Ban on Petrochemical Exports Following Shutdown of Three-Quarters of Iran’s Production Capacity

Iran’s National Petrochemical Company has announced a blanket ban on the export of “all petrochemical products” until further notice.

The stated aim of the decision is to “stabilize the domestic market and prevent shortages of feedstock and raw materials.”

During the recent 39-day war, Israel carried out extensive strikes on Iran’s petrochemical facilities, particularly in Asaluyeh and Mahshahr, which together account for 76% of the country’s petrochemical output.

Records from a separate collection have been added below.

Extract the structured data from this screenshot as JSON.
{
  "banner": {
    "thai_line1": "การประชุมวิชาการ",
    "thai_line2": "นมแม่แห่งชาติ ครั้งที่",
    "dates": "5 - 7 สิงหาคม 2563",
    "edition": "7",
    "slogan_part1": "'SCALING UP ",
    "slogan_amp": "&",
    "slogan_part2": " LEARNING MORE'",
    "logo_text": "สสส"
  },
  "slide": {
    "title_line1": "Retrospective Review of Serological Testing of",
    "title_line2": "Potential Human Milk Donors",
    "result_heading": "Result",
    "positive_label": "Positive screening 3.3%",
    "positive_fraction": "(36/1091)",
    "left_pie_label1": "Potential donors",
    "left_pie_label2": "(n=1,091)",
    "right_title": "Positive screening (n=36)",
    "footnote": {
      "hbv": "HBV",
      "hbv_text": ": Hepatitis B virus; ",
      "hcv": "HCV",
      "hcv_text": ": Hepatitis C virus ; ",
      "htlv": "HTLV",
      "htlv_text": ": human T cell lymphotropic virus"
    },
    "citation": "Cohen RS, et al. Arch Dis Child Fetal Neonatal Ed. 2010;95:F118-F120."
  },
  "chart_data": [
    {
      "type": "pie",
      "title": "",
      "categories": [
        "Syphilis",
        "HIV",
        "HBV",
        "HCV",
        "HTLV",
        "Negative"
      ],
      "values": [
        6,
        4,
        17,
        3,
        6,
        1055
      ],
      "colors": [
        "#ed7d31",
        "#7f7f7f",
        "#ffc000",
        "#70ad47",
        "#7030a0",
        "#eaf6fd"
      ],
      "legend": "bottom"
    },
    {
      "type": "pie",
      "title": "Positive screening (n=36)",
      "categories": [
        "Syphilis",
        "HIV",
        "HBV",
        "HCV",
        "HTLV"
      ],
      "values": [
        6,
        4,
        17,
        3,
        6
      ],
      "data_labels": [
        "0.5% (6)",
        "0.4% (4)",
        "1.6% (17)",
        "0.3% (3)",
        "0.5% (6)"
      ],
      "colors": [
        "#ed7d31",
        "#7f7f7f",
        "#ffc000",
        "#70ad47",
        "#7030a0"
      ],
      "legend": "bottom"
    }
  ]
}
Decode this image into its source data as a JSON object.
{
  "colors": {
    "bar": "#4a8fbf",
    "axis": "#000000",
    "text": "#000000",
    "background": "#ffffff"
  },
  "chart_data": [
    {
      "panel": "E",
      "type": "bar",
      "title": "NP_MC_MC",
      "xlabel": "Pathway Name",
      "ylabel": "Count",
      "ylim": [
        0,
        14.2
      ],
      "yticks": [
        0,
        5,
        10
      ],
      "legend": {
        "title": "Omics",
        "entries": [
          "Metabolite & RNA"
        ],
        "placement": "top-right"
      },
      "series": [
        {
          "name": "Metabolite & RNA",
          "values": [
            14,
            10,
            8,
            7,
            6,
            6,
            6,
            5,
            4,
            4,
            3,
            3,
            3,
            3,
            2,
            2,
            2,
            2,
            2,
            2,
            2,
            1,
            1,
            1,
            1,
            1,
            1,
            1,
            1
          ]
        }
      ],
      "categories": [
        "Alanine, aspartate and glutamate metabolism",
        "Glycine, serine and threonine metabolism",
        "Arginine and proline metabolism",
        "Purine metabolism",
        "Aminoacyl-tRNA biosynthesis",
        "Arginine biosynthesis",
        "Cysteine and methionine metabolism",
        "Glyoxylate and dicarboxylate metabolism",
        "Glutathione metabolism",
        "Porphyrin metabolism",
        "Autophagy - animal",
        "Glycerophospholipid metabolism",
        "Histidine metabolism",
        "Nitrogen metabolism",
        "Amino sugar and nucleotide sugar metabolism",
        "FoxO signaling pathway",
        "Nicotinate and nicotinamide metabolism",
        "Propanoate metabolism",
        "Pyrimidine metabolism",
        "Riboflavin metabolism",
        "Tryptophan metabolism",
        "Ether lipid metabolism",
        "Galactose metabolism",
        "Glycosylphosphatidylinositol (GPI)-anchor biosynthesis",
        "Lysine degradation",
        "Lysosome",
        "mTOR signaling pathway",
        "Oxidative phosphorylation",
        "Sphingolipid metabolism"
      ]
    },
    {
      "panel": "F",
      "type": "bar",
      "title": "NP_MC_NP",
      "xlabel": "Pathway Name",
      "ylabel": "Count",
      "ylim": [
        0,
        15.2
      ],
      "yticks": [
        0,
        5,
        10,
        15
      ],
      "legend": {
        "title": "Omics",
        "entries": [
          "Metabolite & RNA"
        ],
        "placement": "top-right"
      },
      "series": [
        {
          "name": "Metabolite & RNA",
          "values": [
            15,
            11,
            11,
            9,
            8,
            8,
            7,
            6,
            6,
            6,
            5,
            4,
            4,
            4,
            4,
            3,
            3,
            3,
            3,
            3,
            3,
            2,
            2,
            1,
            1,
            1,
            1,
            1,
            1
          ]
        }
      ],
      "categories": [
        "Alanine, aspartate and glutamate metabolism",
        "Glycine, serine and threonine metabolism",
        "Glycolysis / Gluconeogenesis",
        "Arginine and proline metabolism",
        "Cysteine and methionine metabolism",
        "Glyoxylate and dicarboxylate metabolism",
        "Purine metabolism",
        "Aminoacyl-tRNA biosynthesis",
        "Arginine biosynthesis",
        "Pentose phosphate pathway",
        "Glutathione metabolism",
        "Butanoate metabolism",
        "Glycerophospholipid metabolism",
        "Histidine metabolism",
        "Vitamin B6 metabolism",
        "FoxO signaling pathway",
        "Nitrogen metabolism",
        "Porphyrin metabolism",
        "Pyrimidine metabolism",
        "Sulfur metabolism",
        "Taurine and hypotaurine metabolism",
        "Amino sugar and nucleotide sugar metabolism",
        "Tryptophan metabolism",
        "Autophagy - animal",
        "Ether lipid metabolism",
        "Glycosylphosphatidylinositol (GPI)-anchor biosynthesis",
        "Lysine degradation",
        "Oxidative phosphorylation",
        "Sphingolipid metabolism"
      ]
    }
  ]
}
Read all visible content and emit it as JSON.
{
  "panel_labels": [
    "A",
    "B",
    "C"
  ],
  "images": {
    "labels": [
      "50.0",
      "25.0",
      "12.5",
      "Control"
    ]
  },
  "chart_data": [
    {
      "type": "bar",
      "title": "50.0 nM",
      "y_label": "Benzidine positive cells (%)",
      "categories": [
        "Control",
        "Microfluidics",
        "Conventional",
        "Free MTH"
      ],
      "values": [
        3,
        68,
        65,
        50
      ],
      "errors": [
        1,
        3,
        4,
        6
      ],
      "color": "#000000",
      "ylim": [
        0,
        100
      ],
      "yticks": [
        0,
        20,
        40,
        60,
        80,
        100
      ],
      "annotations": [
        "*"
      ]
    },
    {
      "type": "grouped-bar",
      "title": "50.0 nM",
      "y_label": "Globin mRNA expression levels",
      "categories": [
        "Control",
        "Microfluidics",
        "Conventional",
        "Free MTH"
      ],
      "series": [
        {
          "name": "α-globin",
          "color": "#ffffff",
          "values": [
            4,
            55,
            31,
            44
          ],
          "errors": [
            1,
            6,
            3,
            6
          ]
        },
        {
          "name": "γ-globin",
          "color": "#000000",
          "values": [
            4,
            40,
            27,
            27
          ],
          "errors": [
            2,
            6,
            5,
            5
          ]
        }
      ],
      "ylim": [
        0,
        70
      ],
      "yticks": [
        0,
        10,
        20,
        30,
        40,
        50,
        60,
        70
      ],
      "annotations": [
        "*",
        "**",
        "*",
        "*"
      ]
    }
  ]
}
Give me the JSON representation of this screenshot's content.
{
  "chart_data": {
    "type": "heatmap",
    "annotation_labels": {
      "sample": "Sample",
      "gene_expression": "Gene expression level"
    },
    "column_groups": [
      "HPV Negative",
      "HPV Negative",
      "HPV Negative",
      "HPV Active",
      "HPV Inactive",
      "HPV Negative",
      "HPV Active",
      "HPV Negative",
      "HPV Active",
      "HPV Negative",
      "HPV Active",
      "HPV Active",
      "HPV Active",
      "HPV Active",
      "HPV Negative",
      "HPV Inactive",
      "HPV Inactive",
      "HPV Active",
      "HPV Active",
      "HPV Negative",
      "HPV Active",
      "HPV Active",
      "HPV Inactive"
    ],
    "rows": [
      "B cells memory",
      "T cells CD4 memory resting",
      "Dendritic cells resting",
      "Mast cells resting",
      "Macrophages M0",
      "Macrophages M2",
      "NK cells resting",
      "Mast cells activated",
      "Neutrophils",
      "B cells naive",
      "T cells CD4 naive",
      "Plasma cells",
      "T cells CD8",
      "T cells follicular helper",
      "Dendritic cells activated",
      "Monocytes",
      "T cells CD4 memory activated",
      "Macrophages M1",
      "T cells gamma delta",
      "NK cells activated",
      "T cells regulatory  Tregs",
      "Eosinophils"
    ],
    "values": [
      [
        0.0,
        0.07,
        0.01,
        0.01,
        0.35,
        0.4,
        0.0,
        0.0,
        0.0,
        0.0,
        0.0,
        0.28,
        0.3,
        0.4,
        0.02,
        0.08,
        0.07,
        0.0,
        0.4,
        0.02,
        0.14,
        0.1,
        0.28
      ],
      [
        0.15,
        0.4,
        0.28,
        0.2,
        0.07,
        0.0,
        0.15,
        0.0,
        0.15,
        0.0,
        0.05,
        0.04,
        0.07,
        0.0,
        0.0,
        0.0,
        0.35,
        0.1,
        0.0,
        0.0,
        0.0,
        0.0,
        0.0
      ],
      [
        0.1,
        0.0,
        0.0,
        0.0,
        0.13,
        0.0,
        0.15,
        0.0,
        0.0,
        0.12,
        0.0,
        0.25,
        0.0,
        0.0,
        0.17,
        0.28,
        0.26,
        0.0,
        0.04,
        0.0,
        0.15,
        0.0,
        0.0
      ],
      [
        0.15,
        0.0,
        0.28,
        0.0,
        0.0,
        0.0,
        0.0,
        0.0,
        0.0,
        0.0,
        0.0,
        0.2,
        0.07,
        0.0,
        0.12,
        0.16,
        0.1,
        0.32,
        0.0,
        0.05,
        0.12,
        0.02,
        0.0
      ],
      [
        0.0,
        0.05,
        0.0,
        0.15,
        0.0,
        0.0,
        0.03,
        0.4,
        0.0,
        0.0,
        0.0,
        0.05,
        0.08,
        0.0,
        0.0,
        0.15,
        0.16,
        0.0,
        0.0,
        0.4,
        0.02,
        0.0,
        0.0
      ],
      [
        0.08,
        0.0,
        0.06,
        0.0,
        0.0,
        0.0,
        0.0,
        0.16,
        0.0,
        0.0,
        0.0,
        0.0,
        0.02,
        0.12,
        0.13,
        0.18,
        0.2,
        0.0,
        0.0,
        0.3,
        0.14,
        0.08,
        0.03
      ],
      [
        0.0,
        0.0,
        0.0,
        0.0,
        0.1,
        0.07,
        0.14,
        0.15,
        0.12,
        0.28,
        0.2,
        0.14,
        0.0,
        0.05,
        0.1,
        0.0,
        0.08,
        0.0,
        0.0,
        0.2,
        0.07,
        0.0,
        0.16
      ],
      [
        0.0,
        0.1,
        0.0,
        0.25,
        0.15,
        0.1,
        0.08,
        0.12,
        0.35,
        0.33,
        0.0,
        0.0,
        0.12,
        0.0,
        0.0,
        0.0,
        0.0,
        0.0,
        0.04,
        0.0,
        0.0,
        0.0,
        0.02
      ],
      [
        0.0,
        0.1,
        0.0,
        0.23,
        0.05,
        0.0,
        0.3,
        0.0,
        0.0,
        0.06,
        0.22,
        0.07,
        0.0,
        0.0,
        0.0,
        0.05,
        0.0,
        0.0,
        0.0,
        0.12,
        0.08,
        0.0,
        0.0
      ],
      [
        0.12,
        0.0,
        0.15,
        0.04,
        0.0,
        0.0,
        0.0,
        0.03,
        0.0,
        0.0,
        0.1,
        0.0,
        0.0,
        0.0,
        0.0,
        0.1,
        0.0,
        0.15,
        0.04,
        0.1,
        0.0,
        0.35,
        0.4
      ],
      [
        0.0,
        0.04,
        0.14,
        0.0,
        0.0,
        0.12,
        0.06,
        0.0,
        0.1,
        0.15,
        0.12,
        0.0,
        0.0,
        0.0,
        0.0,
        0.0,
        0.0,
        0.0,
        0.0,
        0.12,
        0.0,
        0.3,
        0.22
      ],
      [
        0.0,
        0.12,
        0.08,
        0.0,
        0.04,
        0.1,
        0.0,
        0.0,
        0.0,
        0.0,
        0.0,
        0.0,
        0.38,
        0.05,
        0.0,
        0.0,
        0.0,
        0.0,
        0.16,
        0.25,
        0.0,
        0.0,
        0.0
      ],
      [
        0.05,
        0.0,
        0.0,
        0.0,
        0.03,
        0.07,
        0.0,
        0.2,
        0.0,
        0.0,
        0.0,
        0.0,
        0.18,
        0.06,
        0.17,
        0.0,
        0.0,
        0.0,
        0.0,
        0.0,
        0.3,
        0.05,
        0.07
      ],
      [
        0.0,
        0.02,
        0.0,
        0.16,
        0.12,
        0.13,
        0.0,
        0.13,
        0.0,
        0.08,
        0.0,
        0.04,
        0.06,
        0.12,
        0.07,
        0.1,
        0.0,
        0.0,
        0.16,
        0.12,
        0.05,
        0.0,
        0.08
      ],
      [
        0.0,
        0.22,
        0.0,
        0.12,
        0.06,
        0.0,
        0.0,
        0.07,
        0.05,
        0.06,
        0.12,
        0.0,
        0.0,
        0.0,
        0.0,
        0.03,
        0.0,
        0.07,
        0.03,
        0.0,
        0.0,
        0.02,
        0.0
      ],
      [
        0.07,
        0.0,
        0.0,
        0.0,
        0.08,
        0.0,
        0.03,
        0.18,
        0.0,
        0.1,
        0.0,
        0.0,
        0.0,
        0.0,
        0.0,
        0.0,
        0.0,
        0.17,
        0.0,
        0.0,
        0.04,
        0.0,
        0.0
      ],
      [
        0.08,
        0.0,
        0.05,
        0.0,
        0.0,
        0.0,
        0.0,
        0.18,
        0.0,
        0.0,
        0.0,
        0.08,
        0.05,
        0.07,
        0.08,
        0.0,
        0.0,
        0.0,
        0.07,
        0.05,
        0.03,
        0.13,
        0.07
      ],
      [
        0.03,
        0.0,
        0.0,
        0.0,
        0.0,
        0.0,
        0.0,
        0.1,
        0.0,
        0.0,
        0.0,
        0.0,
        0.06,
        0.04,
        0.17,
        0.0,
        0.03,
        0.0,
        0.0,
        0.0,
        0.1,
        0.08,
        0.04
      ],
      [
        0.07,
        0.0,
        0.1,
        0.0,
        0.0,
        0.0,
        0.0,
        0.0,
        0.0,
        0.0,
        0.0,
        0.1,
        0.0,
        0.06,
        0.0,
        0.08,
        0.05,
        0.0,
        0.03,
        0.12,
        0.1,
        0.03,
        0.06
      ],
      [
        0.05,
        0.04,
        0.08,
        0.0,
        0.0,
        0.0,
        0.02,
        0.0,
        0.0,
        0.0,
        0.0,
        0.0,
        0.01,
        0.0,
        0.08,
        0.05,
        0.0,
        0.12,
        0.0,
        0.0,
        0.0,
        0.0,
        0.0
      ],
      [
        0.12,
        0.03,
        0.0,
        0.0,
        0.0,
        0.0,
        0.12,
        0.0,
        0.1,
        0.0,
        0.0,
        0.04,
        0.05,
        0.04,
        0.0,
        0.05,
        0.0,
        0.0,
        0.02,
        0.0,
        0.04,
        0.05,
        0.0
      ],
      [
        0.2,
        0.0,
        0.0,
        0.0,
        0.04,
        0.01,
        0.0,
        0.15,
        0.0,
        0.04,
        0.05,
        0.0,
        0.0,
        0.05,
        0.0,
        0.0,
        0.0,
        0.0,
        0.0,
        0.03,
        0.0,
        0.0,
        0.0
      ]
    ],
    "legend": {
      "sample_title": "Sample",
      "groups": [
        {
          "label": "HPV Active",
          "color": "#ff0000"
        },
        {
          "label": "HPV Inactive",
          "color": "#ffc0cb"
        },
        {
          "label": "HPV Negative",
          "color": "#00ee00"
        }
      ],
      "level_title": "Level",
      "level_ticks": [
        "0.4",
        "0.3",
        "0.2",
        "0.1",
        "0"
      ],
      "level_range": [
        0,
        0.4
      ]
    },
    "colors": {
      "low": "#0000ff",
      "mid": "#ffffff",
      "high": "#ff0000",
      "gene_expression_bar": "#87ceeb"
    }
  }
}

Mahshahr alone represents 28% of Iran’s petrochemical production. According to assessments by the Iran Open Data Center, eight major complexes—Bandar Imam, Marun, Amir Kabir, Bou Ali Sina, Tondguyan, Karoun, Razi, and Takht-e Jamshid—have suffered heavy destruction. With a combined capacity of 17 million tons, these facilities account for around 60% of Mahshahr’s total petrochemical production capacity. Other complexes in the region have also been rendered inoperative due to damage to auxiliary infrastructure, including power plants.

Asaluyeh, which accounts for 48% of Iran’s petrochemical production, has likewise been hit. Strikes on critical supporting infrastructure—such as power generation units as well as oxygen and water supply systems—have brought production across all complexes in the region to a halt.

There have also been reports of damage to other petrochemical facilities, including in Tabriz. The public relations office of Tabriz Petrochemical Company had previously stated that reconstruction of damaged units would begin in June and take more than a month. However, no official estimates have yet been released regarding the full extent of damage or the timeline required to restore operations in Asaluyeh and Mahshahr.

Meanwhile, Najmeh Jamshidi, an economic journalist and editor-in-chief of Energy Press, wrote on X (formerly Twitter) that, based on information obtained from the companies themselves, “reconstruction of Asaluyeh will take more than six months, while Mahshahr may require around two years.”

Iran produces around 74 million tons of petrochemical products annually, of which approximately 29 million tons—less than 40%—are exported, with the larger share consumed domestically.

With roughly three-quarters of the country’s petrochemical production capacity now offline, the Islamic Republic is not only forced to halt exports but may also need to import such products if facilities are not restored in the medium term.

Iran had previously earned between $13 billion and $15 billion annually from petrochemical exports, making it the country’s second most important source of foreign currency revenue after oil.